Q: Let's talk about Ozark. Did you sign on knowing what Wendy was going to turn into?

A: I didn't know. It gradually happened. And she's really, really fun. What I love about her -- if she was a person in the real world I would not love this at all -- but what I love is playing someone who is really just emotionally immature. She's not in control of herself all the time and she's very smart and she's very shrewd, but her boundaries and psychology are all over the place.

Q: What should we expect in Season 3 after the power play that makes it look like she's just usurped the throne?

A: I'm not at liberty to say.
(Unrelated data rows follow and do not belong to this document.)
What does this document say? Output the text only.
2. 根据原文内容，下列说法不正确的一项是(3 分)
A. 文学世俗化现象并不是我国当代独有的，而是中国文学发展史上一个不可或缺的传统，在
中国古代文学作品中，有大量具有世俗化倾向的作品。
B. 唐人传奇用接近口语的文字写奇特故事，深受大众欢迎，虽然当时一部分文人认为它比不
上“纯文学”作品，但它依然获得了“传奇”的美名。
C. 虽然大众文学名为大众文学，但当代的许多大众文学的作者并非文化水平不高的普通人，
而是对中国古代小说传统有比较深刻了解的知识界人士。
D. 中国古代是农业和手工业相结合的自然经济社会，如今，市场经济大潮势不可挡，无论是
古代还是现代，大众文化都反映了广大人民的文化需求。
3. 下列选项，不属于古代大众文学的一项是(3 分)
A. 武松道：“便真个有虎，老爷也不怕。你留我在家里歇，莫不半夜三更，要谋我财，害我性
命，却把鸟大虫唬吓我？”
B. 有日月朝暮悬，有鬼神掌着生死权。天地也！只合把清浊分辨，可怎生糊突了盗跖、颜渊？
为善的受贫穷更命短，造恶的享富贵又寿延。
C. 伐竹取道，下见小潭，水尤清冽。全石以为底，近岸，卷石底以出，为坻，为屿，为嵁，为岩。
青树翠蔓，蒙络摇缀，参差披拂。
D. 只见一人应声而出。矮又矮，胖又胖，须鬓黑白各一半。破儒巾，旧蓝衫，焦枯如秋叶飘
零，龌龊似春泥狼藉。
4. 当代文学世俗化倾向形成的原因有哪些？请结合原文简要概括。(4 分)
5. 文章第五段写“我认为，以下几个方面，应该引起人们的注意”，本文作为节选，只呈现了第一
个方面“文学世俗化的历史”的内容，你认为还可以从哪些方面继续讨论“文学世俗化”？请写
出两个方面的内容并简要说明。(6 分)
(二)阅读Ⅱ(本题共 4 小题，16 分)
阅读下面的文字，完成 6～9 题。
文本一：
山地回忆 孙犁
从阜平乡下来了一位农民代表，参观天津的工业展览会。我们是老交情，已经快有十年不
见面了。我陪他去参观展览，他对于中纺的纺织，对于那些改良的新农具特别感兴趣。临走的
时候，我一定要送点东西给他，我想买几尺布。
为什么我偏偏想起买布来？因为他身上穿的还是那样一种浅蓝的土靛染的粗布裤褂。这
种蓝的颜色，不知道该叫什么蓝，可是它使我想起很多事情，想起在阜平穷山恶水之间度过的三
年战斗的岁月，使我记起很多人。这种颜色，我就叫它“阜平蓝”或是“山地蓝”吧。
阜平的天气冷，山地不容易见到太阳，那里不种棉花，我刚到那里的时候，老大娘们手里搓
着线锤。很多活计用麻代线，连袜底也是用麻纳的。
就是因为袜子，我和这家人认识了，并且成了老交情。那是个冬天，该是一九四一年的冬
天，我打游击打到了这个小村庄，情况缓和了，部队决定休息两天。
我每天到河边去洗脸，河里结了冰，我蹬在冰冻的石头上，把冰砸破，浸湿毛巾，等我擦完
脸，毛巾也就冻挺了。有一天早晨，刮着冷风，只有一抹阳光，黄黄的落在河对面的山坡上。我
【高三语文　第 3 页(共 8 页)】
I can tell you I've been reading the scripts, and it's very exciting and completely unexpected. There's just a lot that's going to hit the wall.
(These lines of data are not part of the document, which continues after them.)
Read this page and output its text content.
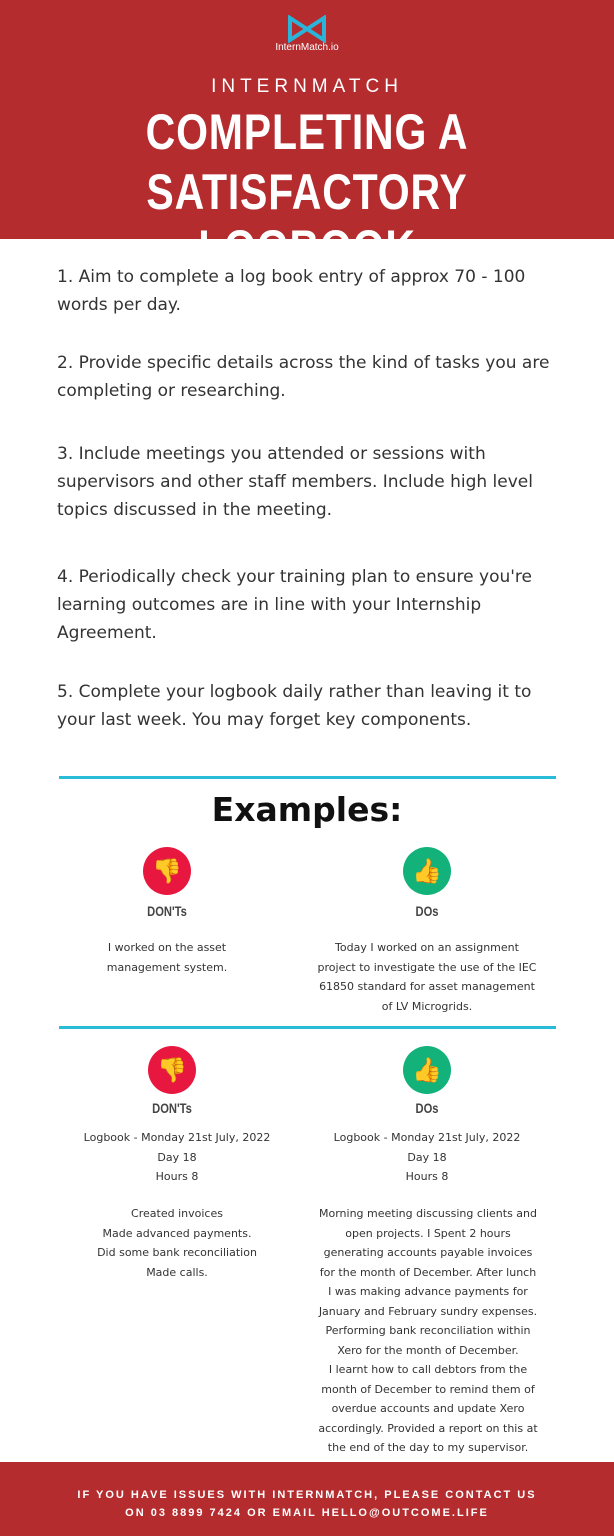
InternMatch.io
INTERNMATCH
COMPLETING A
SATISFACTORY LOGBOOK
1. Aim to complete a log book entry of approx 70 - 100 words per day.
2. Provide specific details across the kind of tasks you are completing or researching.
3. Include meetings you attended or sessions with supervisors and other staff members. Include high level topics discussed in the meeting.
4. Periodically check your training plan to ensure you're learning outcomes are in line with your Internship Agreement.
5. Complete your logbook daily rather than leaving it to your last week. You may forget key components.
Examples:
👎
DON'Ts
I worked on the asset management system.
👍
DOs
Today I worked on an assignment project to investigate the use of the IEC 61850 standard for asset management of LV Microgrids.
👎
DON'Ts
Logbook - Monday 21st July, 2022
Day 18
Hours 8
Created invoices
Made advanced payments.
Did some bank reconciliation
Made calls.
👍
DOs
Logbook - Monday 21st July, 2022
Day 18
Hours 8
Morning meeting discussing clients and open projects. I Spent 2 hours generating accounts payable invoices for the month of December. After lunch I was making advance payments for January and February sundry expenses. Performing bank reconciliation within Xero for the month of December.
I learnt how to call debtors from the month of December to remind them of overdue accounts and update Xero accordingly. Provided a report on this at the end of the day to my supervisor.
IF YOU HAVE ISSUES WITH INTERNMATCH, PLEASE CONTACT US
ON 03 8899 7424 OR EMAIL HELLO@OUTCOME.LIFE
Q: Some have called Wendy the new Claire Underwood (House of Cards).

A: A lot of people have said to me similarly that there's a Lady Macbeth sort of thing. And the thing it makes me think, well, just because a woman is really aggressive and very ambitious for something, she becomes a Lady Macbeth. I'm not saying it's wrong, but I find it interesting that what is quickly absorbed is the unattractive side of that, as opposed to the basic desire just to survive.

Q: Your co-star Jason Bateman has said that he will not work in Georgia again if the newly passed abortion law is upheld. Netflix recently said that if the bill should come into effect, the company would rethink its entire investment in the state. What is your stance?

A: I'm not conflicted about the issue at hand. I think that if this goes into law, it would strip millions of women, and millions of Georgians, specifically, of a very, very basic human right. And at the same time, my family has lived in Georgia for many generations, and this state is deep in my bones. And I care deeply about the economic welfare of this state.

People are talking nonstop about this, by the way. I've heard them talking about how it's hard not to feel that this is somehow a reaction to the #MeToo movement. And how a lot of the language that's being used now has the intention to shame women. And when you hear [Gov. Brian] Kemp describing the outcry to women having their rights revoked as "squawk," it's going beyond and outside the bounds of ethics and the issue of abortion. I don't want to ever stop working in Georgia. But if this law goes forward -- despite all the economic damage it could inflict on this state that I dearly love -- I think we'll have to leave. Because if you don't stand up for this, then what do you stand up for? What does it take?

Laura Linney played Birdie Hubbard in a Broadway revival of "The Little Foxes" in 2017. (The New York Times)
Laura Linney played Birdie Hubbard in a Broadway revival of "The Little Foxes" in 2017. (The New York Times)

Q: When My Name Is Lucy Barton gets to Broadway, you'll be onstage alone for 90 minutes. What's that like?

A: I am very scared doing it every night.

Q: How do you conquer that fear?

A: We talk about this all the time in the theater -- that you think, Oh, I'll just be working at night, I'll be fine, I'll have my days free. It's the lesson you relearn over and over again. You wake up in the morning and the first thing you think about is, Oh my God, I have to be on stage. And all day long there's an undertow that leads you to 8 o'clock at night. I get to the theater two hours ahead of time and warm up. It's completely unnatural to talk 90 minutes nonstop at the level that you're required to talk in the theater. I warm up vocally, physically, and I run through the whole show on my own before I do it.

But it's great. This sounds like I don't enjoy it. I really do, but it's really scary. It's kind of an insane thing to do. It really is bonkers. It's totally unnatural and absolutely wacky, and I'm sort of amazed by it and love it and can't believe it's happened. [Laughs] And if I think about it too much I'll flip myself out.